On April 8, 2020

How to sew a protective face mask

The supply of surgical masks is at a critical all-time low throughout the entire nation. Orders for the standard disposable masks used in hospitals are back-ordered, due to the high demand for protective equipment. Because of these supply concerns, many hospitals across the country have requested homemade surgical masks as an emergency stopgap measure. According to the CDC, fabric masks are a crisis response option when other supplies have been exhausted.

“In settings where facemasks are not available, care providers might use homemade masks (e.g., bandana, scarf) for care of patients with COVID-19 as a last resort. However… caution should be exercised when considering this option. Homemade masks should ideally be used in combination with a face shield that covers the entire front (that extends to the chin or below) and sides of the face,” according to cdc.gov.

Since facemasks are in short-supply, local hospitals have been eager to take donations. So if you have time and are feeling up to the challenge, give it a try!

Sewing masks is a relatively simple task (if you know how to sew!) This pattern has two layers of fabric, and an internal pocket in which you can add additional layers of disposable filtration material, if desired.


100% cotton fabric (with a tight weave)

1/8-inch flat elastic, or additional fabric for ties

fabric scissors


pins or clips

sewing machine and thread


Cut the fabric. For an adult size mask, cut 1 fabric rectangle 15 ½-inch long and 8 ½-inch wide. Then, cut two pieces of elastic, each 7 inches long
For a child-size mask, cut 1 fabric rectangle 13 ½ inches long and 6 ½ inches wide. Then, cut 2 pieces of elastic, each 6 inches long. (If you are using ties, make four 18-inch long ties.)

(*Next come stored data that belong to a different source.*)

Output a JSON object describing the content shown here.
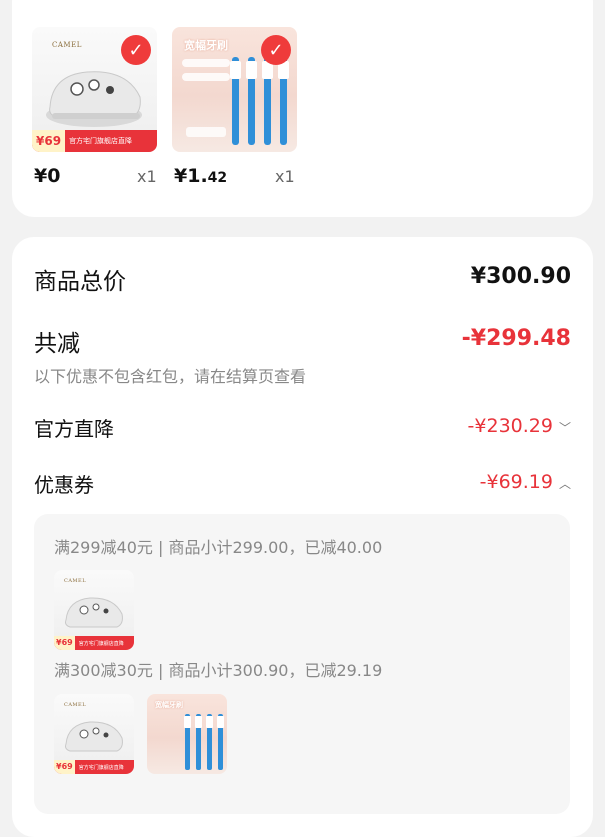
{
  "top_items": [
    {
      "type": "shoe",
      "brand": "CAMEL",
      "promo_price": "¥69",
      "promo_text": "官方宅门旗舰店直降",
      "price": "¥0",
      "qty": "x1"
    },
    {
      "type": "toothbrush",
      "overlay_title": "宽幅牙刷",
      "price_main": "¥1.",
      "price_cents": "42",
      "qty": "x1"
    }
  ],
  "summary": {
    "total_label": "商品总价",
    "total_value": "¥300.90",
    "discount_label": "共减",
    "discount_value": "-¥299.48",
    "discount_note": "以下优惠不包含红包，请在结算页查看",
    "official_label": "官方直降",
    "official_value": "-¥230.29",
    "coupon_label": "优惠券",
    "coupon_value": "-¥69.19"
  },
  "coupons": [
    {
      "rule": "满299减40元 | 商品小计299.00，已减40.00"
    },
    {
      "rule": "满300减30元 | 商品小计300.90，已减29.19"
    }
  ],
  "colors": {
    "accent_red": "#e8333a",
    "check_red": "#ef3b3b"
  },
  "icons": {
    "selected": "check-circle-icon",
    "expand": "chevron-down-icon",
    "collapse": "chevron-up-icon"
  }
}
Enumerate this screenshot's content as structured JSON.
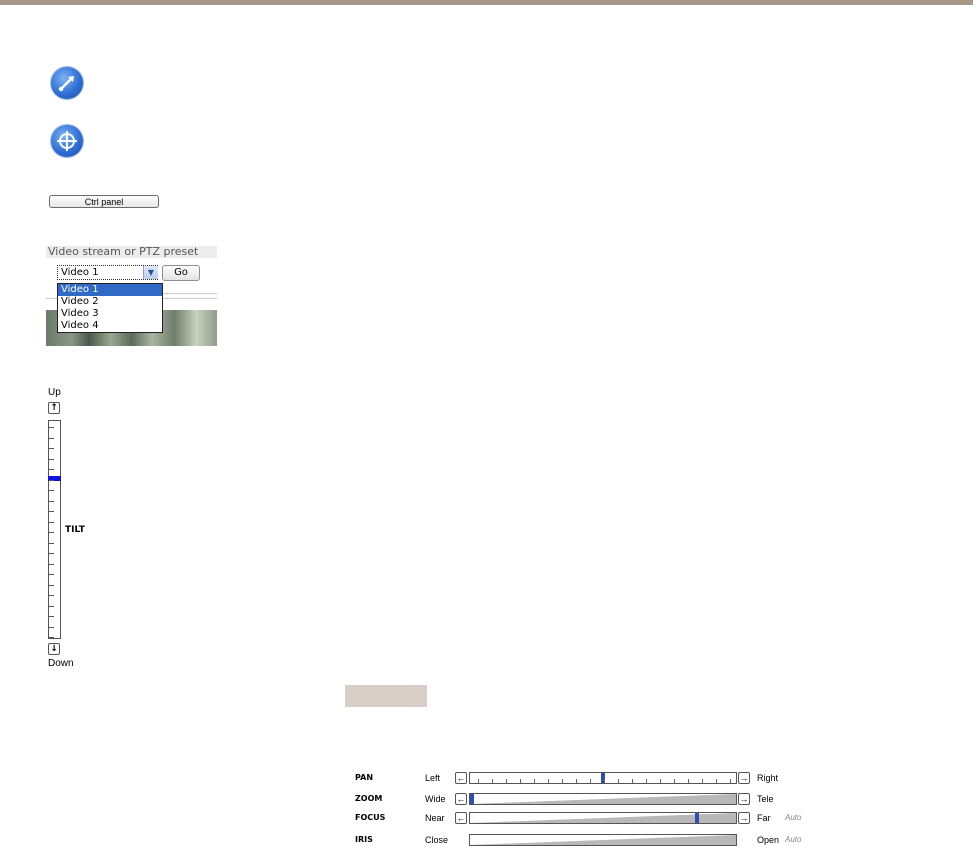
{
  "icons": {
    "top_icon": "joystick-arrow-icon",
    "second_icon": "crosshair-target-icon"
  },
  "controls": {
    "ctrl_panel_label": "Ctrl panel"
  },
  "video_selector": {
    "label": "Video stream or PTZ preset",
    "selected": "Video 1",
    "go_label": "Go",
    "options": [
      "Video 1",
      "Video 2",
      "Video 3",
      "Video 4"
    ]
  },
  "tilt": {
    "up_label": "Up",
    "down_label": "Down",
    "name": "TILT",
    "position_fraction": 0.26
  },
  "ptz": {
    "pan": {
      "name": "PAN",
      "left": "Left",
      "right": "Right",
      "value": 0.5
    },
    "zoom": {
      "name": "ZOOM",
      "left": "Wide",
      "right": "Tele",
      "value": 0.0
    },
    "focus": {
      "name": "FOCUS",
      "left": "Near",
      "right": "Far",
      "auto": "Auto",
      "value": 0.86
    },
    "iris": {
      "name": "IRIS",
      "left": "Close",
      "right": "Open",
      "auto": "Auto"
    }
  },
  "colors": {
    "accent_bar": "#a89888",
    "selection": "#3169c6",
    "tilt_handle": "#1111dd",
    "ptz_handle": "#2c4fb0"
  }
}
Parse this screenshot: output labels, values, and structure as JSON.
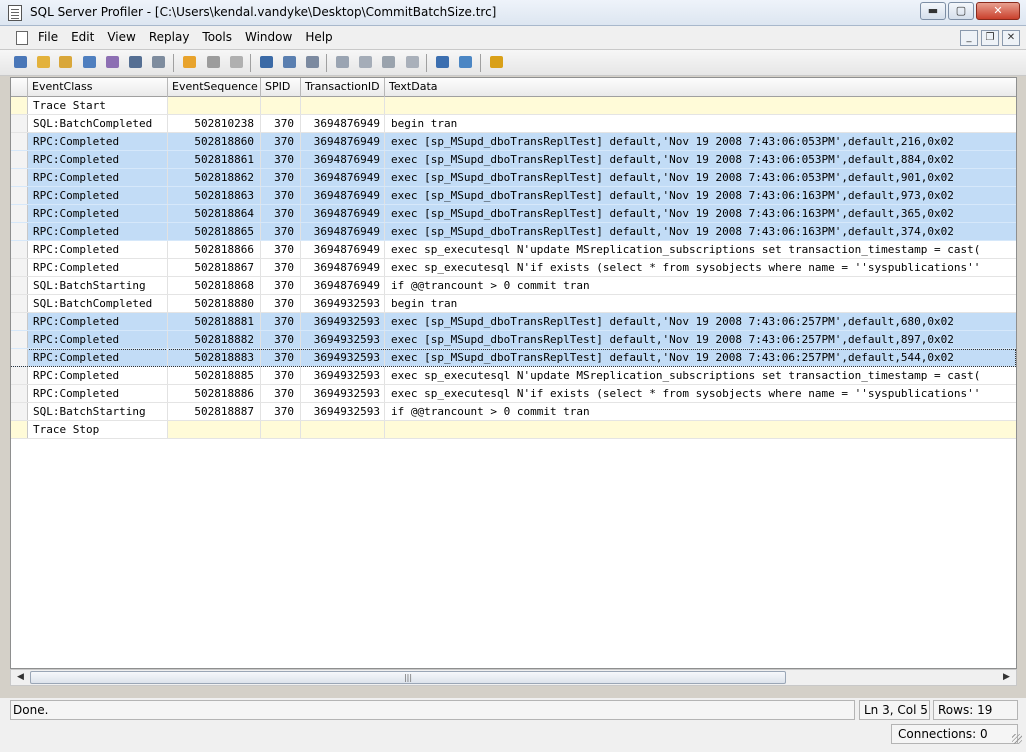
{
  "window": {
    "title": "SQL Server Profiler - [C:\\Users\\kendal.vandyke\\Desktop\\CommitBatchSize.trc]",
    "minimize_glyph": "▬",
    "maximize_glyph": "▢",
    "close_glyph": "✕"
  },
  "menu": {
    "items": [
      "File",
      "Edit",
      "View",
      "Replay",
      "Tools",
      "Window",
      "Help"
    ],
    "mdi_minimize": "_",
    "mdi_restore": "❐",
    "mdi_close": "✕"
  },
  "toolbar": {
    "icons": [
      {
        "name": "new-trace-icon",
        "color": "#4a77b8"
      },
      {
        "name": "new-template-icon",
        "color": "#e3b23c"
      },
      {
        "name": "open-icon",
        "color": "#d9a73a"
      },
      {
        "name": "save-icon",
        "color": "#4f7fbf"
      },
      {
        "name": "properties-icon",
        "color": "#8d6fb3"
      },
      {
        "name": "find-icon",
        "color": "#556f93"
      },
      {
        "name": "clear-trace-icon",
        "color": "#7e8c9e"
      },
      {
        "name": "run-trace-icon",
        "color": "#e8a32c"
      },
      {
        "name": "pause-trace-icon",
        "color": "#9c9c9c"
      },
      {
        "name": "stop-trace-icon",
        "color": "#b0b0b0"
      },
      {
        "name": "step-icon",
        "color": "#3b6aa6"
      },
      {
        "name": "run-to-cursor-icon",
        "color": "#5a7fb0"
      },
      {
        "name": "toggle-breakpoint-icon",
        "color": "#7c8aa0"
      },
      {
        "name": "replay-start-icon",
        "color": "#9aa4b2"
      },
      {
        "name": "replay-pause-icon",
        "color": "#a5adb8"
      },
      {
        "name": "replay-stop-icon",
        "color": "#9aa3ad"
      },
      {
        "name": "replay-step-icon",
        "color": "#a9b0ba"
      },
      {
        "name": "activity-monitor-icon",
        "color": "#3c6fb0"
      },
      {
        "name": "tuning-advisor-icon",
        "color": "#4b86c4"
      },
      {
        "name": "help-icon",
        "color": "#d9a018"
      }
    ]
  },
  "grid": {
    "columns": [
      "EventClass",
      "EventSequence",
      "SPID",
      "TransactionID",
      "TextData"
    ],
    "rows": [
      {
        "event_class": "Trace Start",
        "seq": "",
        "spid": "",
        "tid": "",
        "text": "",
        "kind": "trace"
      },
      {
        "event_class": "SQL:BatchCompleted",
        "seq": "502810238",
        "spid": "370",
        "tid": "3694876949",
        "text": "begin tran",
        "kind": "normal"
      },
      {
        "event_class": "RPC:Completed",
        "seq": "502818860",
        "spid": "370",
        "tid": "3694876949",
        "text": "exec [sp_MSupd_dboTransReplTest] default,'Nov 19 2008  7:43:06:053PM',default,216,0x02",
        "kind": "sel"
      },
      {
        "event_class": "RPC:Completed",
        "seq": "502818861",
        "spid": "370",
        "tid": "3694876949",
        "text": "exec [sp_MSupd_dboTransReplTest] default,'Nov 19 2008  7:43:06:053PM',default,884,0x02",
        "kind": "sel"
      },
      {
        "event_class": "RPC:Completed",
        "seq": "502818862",
        "spid": "370",
        "tid": "3694876949",
        "text": "exec [sp_MSupd_dboTransReplTest] default,'Nov 19 2008  7:43:06:053PM',default,901,0x02",
        "kind": "sel"
      },
      {
        "event_class": "RPC:Completed",
        "seq": "502818863",
        "spid": "370",
        "tid": "3694876949",
        "text": "exec [sp_MSupd_dboTransReplTest] default,'Nov 19 2008  7:43:06:163PM',default,973,0x02",
        "kind": "sel"
      },
      {
        "event_class": "RPC:Completed",
        "seq": "502818864",
        "spid": "370",
        "tid": "3694876949",
        "text": "exec [sp_MSupd_dboTransReplTest] default,'Nov 19 2008  7:43:06:163PM',default,365,0x02",
        "kind": "sel"
      },
      {
        "event_class": "RPC:Completed",
        "seq": "502818865",
        "spid": "370",
        "tid": "3694876949",
        "text": "exec [sp_MSupd_dboTransReplTest] default,'Nov 19 2008  7:43:06:163PM',default,374,0x02",
        "kind": "sel"
      },
      {
        "event_class": "RPC:Completed",
        "seq": "502818866",
        "spid": "370",
        "tid": "3694876949",
        "text": "exec sp_executesql N'update MSreplication_subscriptions set transaction_timestamp = cast(",
        "kind": "normal"
      },
      {
        "event_class": "RPC:Completed",
        "seq": "502818867",
        "spid": "370",
        "tid": "3694876949",
        "text": "exec sp_executesql N'if exists (select * from sysobjects where name = ''syspublications''",
        "kind": "normal"
      },
      {
        "event_class": "SQL:BatchStarting",
        "seq": "502818868",
        "spid": "370",
        "tid": "3694876949",
        "text": " if @@trancount > 0 commit tran",
        "kind": "normal"
      },
      {
        "event_class": "SQL:BatchCompleted",
        "seq": "502818880",
        "spid": "370",
        "tid": "3694932593",
        "text": "begin tran",
        "kind": "normal"
      },
      {
        "event_class": "RPC:Completed",
        "seq": "502818881",
        "spid": "370",
        "tid": "3694932593",
        "text": "exec [sp_MSupd_dboTransReplTest] default,'Nov 19 2008  7:43:06:257PM',default,680,0x02",
        "kind": "sel"
      },
      {
        "event_class": "RPC:Completed",
        "seq": "502818882",
        "spid": "370",
        "tid": "3694932593",
        "text": "exec [sp_MSupd_dboTransReplTest] default,'Nov 19 2008  7:43:06:257PM',default,897,0x02",
        "kind": "sel"
      },
      {
        "event_class": "RPC:Completed",
        "seq": "502818883",
        "spid": "370",
        "tid": "3694932593",
        "text": "exec [sp_MSupd_dboTransReplTest] default,'Nov 19 2008  7:43:06:257PM',default,544,0x02",
        "kind": "sel-focus"
      },
      {
        "event_class": "RPC:Completed",
        "seq": "502818885",
        "spid": "370",
        "tid": "3694932593",
        "text": "exec sp_executesql N'update MSreplication_subscriptions set transaction_timestamp = cast(",
        "kind": "normal"
      },
      {
        "event_class": "RPC:Completed",
        "seq": "502818886",
        "spid": "370",
        "tid": "3694932593",
        "text": "exec sp_executesql N'if exists (select * from sysobjects where name = ''syspublications''",
        "kind": "normal"
      },
      {
        "event_class": "SQL:BatchStarting",
        "seq": "502818887",
        "spid": "370",
        "tid": "3694932593",
        "text": " if @@trancount > 0 commit tran",
        "kind": "normal"
      },
      {
        "event_class": "Trace Stop",
        "seq": "",
        "spid": "",
        "tid": "",
        "text": "",
        "kind": "trace"
      }
    ]
  },
  "scrollbar": {
    "left_arrow": "◀",
    "right_arrow": "▶",
    "thumb_grip": "|||"
  },
  "status": {
    "message": "Done.",
    "position": "Ln 3, Col 5",
    "rows": "Rows: 19",
    "connections": "Connections: 0"
  }
}
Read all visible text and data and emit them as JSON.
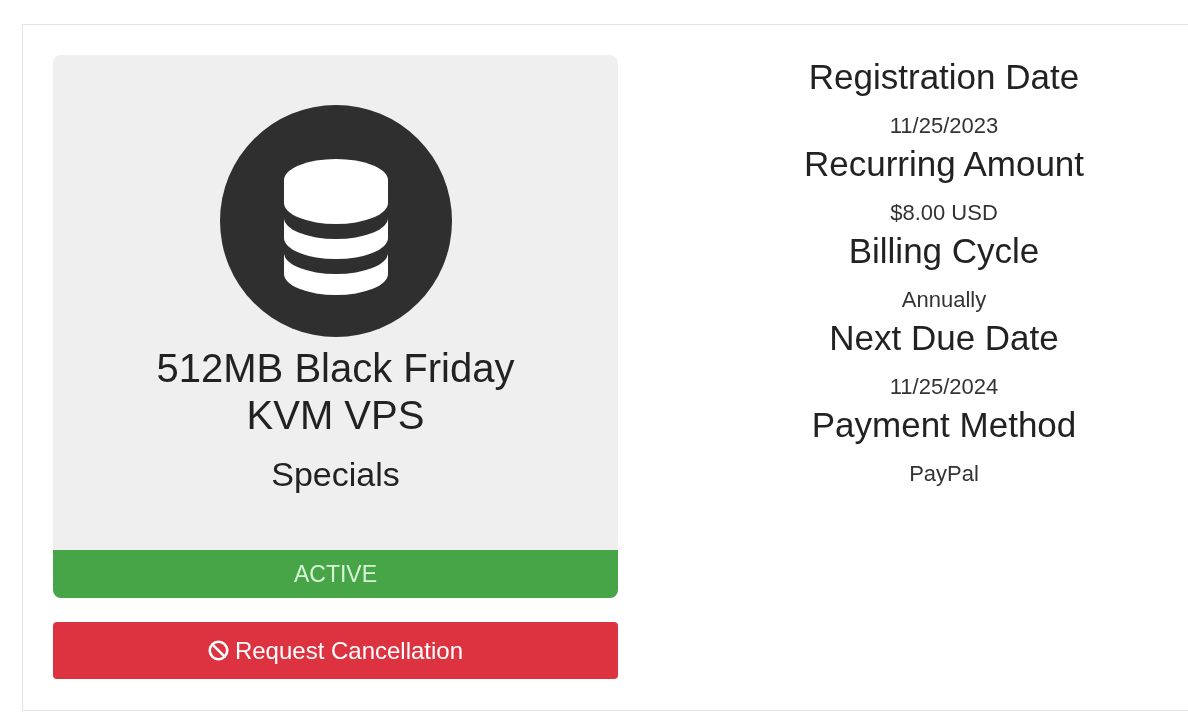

Sew the top side, with pocket

Fold the fabric in half, with the right sides facing each other.
Sew along the 8 ½-inch width edge, using a 3/8-inch seam allowance. Leave a 2-to-3 inch opening in the center of this seam to create an opening for the filter pocket, and to allow the mask to be turned right side out after sewing.
Optionally, topstitch: Press the seam open. Turn the mask right side out, and topstitch/zig-zag stitch along both sides of the seam for a neater edge. Turn the mask wrong side out.

Pin Elastic

Pin one piece of elastic to the top and bottom of the short side of the fabric rectangle to create an ear loop. Place the elastic ½-inch from the top and bottom edge of the fabric. Repeat this process on the opposite side. (If using ties, stitch one to each corner.)

Sew the Sides

Sew the sides of the facemask. Backstitch over the elastic to secure it.
Turn the mask right side out and press with an iron.

Sew the Pleats

Create three evenly spaced ½-inch pleats. Pin the folds in place, and sew along the sides. Making sure all pleats are facing the same direction.
Note: When the mask is worn, the pleats should open downwards to prevent any particles from collecting in the fold pockets.